This past Sunday Fellow Traveler and I did something in church we almost never do -- we sat in the very last pew, back by the sanctuary door.
The church was packed for a double baptism, and our usual forth-row pew-spot was taken. (One of our senior saints once whispered to my mother and me, as we all took our favorite places, "We're just like cows in the barn, headed for the same stanchions every time.") But we were not dismayed. You see, because of our small, cramped, user-unfriendly sanctuary with only one central aisle, attempting to leave church at the end of any given service is reminiscent of the cul-de-sac parade route scene in Ferris Bueller's Day Off. This Sunday, though, if we sat in the very back, we could make a quick exit before the parishoner bottleneck trapped us mid-aisle, zip home, eat our lunch and watch NCAA hoops all afternoon. It was a Sweet Sixteen miracle.
When I was growing up, my parents favored mid-sanctuary -- not close enough to the pastor to make eye contact, but not way in the back with casual attendees and squalling infants. Since I've been old enough to choose my own pew, I've always been a front-of-the-church sitter; well, as front-of-the-church as a Lutheran gets without coercion, which is maybe the third row. As a short person, I like sitting where I can actually see what's happening, and as someone whose dimming middle-aged ears were further compromised by a youth spent around farm equipment and loud rock-and-roll, I also like to hear what's going on.
So I'm a back-bench newbie. And I'm telling you, it's a whole different experience there.
For one thing, I found my location very marginalizing. Even in a tiny sanctuary like ours, the service seemed very far away -- almost in a different room. It was hard to see; hard to hear.
And then there's -- God bless 'em -- the children. We were fortunate in sitting next to two young families with relatively well-behaved kids and well-thought-out coping strategies (lots of snacks and quiet amusements), but even so -- our congregation lets the kiddos run wild and free, so every five minutes we had to move our legs and let the little crumb-crunchers scoot past, up and down the aisle. Other little kids and even older, middle-school-aged kids, were constantly pacing in and out of the sanctuary.
The noise level is a lot higher in the back -- and not just due to children. I'm appalled at how adults who should know better just talk to one another all through the service -- and not sotto voce. And then there was the necessary but further distracting activity of the ushers and other helpers waiting in the wings, as it were, just behind us.
"Tell me again why we're sitting back here," whispered Fellow Traveler during a musical interlude. I pantomimed a dribble and a lay-up. "Oh...right."
Our back-of-church self-exile reminded me of what they told us in catechism class about worship services in the time of Luther -- clueless, mostly inattentive peasants crowded at the back of churches waiting for the Hoc est enim corpus meum and elevation of the Elements so they could call it a Mass and bail.

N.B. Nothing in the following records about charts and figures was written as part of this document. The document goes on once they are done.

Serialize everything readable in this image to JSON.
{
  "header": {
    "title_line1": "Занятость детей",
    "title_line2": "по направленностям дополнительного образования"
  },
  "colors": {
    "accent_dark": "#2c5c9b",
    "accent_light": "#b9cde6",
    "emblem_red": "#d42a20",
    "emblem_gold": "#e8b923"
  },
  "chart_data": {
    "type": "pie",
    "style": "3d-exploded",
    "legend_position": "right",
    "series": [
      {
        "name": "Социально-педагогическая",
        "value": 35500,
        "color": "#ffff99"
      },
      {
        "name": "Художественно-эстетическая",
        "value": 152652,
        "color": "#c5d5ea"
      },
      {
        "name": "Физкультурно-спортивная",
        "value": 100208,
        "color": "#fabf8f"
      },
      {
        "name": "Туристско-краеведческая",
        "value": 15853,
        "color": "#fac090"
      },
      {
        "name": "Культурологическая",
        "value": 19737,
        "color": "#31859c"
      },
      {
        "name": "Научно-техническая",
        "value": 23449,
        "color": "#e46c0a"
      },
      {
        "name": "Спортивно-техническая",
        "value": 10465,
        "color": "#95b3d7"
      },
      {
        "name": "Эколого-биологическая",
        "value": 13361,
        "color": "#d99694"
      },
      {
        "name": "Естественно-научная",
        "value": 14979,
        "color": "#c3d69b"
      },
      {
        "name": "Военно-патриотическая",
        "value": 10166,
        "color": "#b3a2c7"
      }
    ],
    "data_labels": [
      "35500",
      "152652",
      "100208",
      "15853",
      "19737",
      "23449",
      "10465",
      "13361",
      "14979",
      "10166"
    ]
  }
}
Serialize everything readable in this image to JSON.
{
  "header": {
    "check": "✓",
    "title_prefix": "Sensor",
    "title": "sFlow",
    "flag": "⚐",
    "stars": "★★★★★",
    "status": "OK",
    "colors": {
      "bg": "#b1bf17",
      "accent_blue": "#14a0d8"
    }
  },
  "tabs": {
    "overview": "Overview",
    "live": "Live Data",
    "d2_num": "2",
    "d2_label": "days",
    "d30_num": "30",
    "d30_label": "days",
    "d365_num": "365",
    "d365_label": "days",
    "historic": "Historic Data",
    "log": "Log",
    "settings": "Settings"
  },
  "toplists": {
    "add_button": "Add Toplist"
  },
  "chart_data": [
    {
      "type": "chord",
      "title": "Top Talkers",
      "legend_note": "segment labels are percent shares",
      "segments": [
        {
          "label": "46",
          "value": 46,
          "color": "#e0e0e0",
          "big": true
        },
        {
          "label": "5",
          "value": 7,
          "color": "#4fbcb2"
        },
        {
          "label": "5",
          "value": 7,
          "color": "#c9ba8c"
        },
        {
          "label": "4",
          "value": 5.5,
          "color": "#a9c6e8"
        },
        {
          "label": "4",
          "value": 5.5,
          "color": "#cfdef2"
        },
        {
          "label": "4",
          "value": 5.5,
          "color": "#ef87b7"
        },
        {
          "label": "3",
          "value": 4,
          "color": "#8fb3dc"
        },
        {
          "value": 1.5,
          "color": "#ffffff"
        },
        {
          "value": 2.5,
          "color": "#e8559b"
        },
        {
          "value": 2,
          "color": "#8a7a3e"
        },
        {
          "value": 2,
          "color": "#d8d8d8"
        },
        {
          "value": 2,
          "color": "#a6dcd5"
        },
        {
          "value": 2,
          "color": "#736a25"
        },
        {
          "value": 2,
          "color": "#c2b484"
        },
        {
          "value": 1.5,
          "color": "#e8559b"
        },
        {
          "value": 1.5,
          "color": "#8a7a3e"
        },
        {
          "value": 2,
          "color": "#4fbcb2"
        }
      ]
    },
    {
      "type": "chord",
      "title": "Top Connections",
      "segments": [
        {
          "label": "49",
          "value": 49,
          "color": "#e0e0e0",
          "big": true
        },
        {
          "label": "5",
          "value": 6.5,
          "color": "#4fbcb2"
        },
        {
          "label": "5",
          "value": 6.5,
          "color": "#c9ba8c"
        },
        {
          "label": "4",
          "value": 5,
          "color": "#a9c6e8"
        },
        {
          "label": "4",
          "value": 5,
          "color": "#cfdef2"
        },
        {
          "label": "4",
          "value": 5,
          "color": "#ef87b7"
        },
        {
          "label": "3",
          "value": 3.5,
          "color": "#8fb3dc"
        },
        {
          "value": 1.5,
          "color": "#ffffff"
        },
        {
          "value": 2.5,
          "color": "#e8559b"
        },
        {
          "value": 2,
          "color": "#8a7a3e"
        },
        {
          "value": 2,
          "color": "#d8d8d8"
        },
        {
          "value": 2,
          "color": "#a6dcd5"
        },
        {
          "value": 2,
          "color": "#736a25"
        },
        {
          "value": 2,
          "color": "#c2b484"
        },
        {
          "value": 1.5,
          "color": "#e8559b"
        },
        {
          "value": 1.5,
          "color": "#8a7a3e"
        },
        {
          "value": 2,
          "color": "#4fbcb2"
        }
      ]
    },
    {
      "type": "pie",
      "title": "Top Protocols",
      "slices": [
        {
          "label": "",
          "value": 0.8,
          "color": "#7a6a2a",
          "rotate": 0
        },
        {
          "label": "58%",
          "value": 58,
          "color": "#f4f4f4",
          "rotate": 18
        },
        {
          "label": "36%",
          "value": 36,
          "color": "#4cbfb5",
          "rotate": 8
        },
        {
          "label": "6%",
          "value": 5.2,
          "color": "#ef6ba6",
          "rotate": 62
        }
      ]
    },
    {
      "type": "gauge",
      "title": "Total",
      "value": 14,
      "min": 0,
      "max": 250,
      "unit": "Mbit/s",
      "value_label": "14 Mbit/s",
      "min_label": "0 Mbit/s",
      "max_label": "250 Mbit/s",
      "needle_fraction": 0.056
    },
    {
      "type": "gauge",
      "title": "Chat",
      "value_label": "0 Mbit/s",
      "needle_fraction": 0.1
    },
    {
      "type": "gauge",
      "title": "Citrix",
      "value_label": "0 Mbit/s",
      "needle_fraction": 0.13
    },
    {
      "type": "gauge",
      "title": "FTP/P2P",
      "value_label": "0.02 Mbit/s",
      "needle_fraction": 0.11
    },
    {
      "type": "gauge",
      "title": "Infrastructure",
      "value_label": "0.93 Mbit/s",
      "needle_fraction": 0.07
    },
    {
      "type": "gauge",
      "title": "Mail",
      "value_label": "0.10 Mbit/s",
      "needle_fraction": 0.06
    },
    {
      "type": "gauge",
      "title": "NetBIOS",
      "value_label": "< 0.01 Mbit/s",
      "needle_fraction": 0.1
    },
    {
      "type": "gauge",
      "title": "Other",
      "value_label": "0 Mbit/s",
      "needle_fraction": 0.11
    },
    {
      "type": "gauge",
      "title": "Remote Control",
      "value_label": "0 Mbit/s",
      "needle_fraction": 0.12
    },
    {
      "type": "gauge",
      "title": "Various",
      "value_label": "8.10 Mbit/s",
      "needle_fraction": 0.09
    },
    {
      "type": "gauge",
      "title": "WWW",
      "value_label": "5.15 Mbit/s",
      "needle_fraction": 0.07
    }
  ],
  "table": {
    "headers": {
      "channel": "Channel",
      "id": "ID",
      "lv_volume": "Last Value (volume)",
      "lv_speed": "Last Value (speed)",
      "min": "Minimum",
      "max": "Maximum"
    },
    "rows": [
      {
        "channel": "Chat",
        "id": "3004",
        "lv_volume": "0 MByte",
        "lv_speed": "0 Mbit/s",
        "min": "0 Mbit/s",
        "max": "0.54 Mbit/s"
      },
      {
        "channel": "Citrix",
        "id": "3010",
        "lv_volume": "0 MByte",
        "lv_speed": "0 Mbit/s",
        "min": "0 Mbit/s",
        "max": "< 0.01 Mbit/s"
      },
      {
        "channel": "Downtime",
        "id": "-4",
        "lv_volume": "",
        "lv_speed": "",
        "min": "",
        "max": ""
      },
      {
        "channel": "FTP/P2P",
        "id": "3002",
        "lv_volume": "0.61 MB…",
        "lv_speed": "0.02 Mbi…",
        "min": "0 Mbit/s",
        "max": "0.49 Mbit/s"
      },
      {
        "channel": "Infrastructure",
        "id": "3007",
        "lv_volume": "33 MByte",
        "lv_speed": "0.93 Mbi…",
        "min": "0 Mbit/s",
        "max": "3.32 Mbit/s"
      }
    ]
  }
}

But I found my experience to be instructive as well. Among other things, it reminded me that those of us who find ourselves front and center need to speak and move in ways that can be seen and heard by the people in the farthest pews. It also made me wonder if there were logistical ways to re-incorporate the back-benchers into the service -- to lessen that seeming psychological distance between them and the worship proper, even in the case of distracted parents and hyper middle-schoolers and blabby others.
I'd encourage any of my good-do-bee readers -- especially folks involved in worship planning and leadership -- who've never spent a Sunday in the back pew to try it sometime. You'll learn something. And it will make you want to gather in the people who stay at the margins of your worship service.